First and foremost, I apologise for the long spell of silence. Unfortunately, the depression had taken such a strong grip that I could not ignore the ‘You can’t write!’ and ‘Nobody reads these.’ thoughts. Whilst I struggle to ignore these thoughts I shall write my blogs for my purpose of therapy, if nothing else.
As a student studying counselling skills one cannot avoid self-reflecting. Since my teen years, where I spent many hours alone, self-reflecting has become a habit. Whilst it is useful to think back on what we have done, how it could affect ourselves and others, and what we could have done better, it can be the basis for depressive thoughts.
Fortunately, I can reduce my self-loathing, morbid thoughts to ‘how can I get better?’ ideas that I had overlooked in the past. The first being: Respect.
Something that annoys me and, at times, upsets me is the lack of respect people show for one another. I have seen doctors ignore care assistants in a hospital, middle management disgrace retail workers in front of customers and people disrespecting beliefs and life choices of people they have never got to know.

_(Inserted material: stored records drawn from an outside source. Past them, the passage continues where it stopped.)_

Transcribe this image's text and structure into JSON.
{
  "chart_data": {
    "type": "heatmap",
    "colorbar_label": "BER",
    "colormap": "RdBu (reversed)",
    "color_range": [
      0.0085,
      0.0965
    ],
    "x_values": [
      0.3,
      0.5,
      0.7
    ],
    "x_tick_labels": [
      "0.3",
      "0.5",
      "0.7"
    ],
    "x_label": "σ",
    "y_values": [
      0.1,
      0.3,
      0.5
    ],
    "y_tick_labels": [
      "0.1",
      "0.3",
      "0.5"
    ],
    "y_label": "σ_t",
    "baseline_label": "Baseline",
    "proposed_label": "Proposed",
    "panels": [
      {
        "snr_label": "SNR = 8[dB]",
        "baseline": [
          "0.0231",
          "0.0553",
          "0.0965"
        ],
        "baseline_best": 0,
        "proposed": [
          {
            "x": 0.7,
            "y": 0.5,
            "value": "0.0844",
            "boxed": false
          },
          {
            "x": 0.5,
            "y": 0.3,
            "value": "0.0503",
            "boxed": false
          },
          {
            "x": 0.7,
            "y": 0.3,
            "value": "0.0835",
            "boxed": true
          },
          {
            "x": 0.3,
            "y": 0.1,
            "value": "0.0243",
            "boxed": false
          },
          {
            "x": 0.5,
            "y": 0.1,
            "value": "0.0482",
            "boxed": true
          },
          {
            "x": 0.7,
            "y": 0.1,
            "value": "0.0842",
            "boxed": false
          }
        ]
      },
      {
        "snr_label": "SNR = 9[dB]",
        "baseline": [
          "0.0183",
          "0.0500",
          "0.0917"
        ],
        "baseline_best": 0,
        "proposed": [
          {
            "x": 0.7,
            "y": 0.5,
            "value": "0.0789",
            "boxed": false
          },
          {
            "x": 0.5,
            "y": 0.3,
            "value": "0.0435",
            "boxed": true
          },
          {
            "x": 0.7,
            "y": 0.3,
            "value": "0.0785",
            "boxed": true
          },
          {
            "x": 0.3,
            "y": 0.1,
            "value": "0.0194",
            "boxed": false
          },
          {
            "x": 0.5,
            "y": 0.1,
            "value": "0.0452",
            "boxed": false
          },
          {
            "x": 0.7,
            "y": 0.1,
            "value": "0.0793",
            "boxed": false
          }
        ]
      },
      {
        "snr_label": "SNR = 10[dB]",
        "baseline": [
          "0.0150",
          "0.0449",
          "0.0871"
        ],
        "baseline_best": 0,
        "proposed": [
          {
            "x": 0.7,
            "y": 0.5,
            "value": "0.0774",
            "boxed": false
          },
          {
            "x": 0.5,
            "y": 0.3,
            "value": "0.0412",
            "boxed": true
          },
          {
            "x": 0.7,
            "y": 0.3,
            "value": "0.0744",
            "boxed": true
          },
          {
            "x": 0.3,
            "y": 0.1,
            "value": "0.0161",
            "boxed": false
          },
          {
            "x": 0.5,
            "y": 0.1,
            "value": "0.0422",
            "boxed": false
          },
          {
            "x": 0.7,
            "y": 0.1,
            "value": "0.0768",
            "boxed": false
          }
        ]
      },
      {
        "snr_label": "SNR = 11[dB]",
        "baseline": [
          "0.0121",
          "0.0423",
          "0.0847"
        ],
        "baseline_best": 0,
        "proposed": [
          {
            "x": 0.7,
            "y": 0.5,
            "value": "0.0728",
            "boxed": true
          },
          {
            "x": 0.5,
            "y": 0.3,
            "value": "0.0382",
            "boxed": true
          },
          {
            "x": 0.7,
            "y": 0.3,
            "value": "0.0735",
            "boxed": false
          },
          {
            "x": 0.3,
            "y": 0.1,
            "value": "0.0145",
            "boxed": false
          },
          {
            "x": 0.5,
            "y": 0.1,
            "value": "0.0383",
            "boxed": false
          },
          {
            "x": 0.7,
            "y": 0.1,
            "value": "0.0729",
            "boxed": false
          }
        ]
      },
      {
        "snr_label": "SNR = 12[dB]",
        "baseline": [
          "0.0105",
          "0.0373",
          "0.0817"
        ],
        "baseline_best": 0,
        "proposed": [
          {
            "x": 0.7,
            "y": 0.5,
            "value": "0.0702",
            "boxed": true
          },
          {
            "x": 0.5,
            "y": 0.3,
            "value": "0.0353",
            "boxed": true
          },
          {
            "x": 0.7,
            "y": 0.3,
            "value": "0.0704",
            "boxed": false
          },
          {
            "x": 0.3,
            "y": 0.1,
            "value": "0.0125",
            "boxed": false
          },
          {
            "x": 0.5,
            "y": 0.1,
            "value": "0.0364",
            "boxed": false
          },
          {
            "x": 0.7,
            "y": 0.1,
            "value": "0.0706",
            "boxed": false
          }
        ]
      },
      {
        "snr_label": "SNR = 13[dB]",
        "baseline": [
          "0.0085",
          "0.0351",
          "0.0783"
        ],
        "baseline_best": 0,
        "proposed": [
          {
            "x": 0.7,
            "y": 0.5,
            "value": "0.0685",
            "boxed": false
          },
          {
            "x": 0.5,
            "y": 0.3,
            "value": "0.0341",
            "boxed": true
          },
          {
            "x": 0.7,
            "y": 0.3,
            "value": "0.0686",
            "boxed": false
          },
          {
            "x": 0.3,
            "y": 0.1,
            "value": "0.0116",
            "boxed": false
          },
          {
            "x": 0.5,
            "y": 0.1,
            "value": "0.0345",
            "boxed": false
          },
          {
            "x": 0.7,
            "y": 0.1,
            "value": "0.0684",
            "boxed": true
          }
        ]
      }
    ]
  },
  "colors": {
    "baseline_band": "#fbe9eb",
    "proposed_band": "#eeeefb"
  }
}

As cliché as this sounds, we are one of seven (or eight- depending on when you read this) billion people who live on this planet. We separate each other by the landmass we happen to live on, further separated by country, region, birth right, culture, race, faith, disability and so forth.
It frustrated me that, despite us all being human beings, we see fit to treat people based on how we value others. Because they follow a belief system different to our own, because they did not have a privileged upbringing, because they were born somewhere else. Differences should be celebrated!
And for somebody who has depression, just having some respect could mean the difference between having a good day and an unbearable day. But don’t be nice to people because of their mental wellness, do it because we are humans, do it to spread kindness. You could make somebody feel better about themselves if you smile and share a friendly ‘hello’, or hold a door open for them (whether they are male or female). A little effort will mean a lot to somebody else. Even being mindful of what we’re saying could make a difference, keeping false information to oneself and not spreading hatred.
So, today, let’s vow to respect one another.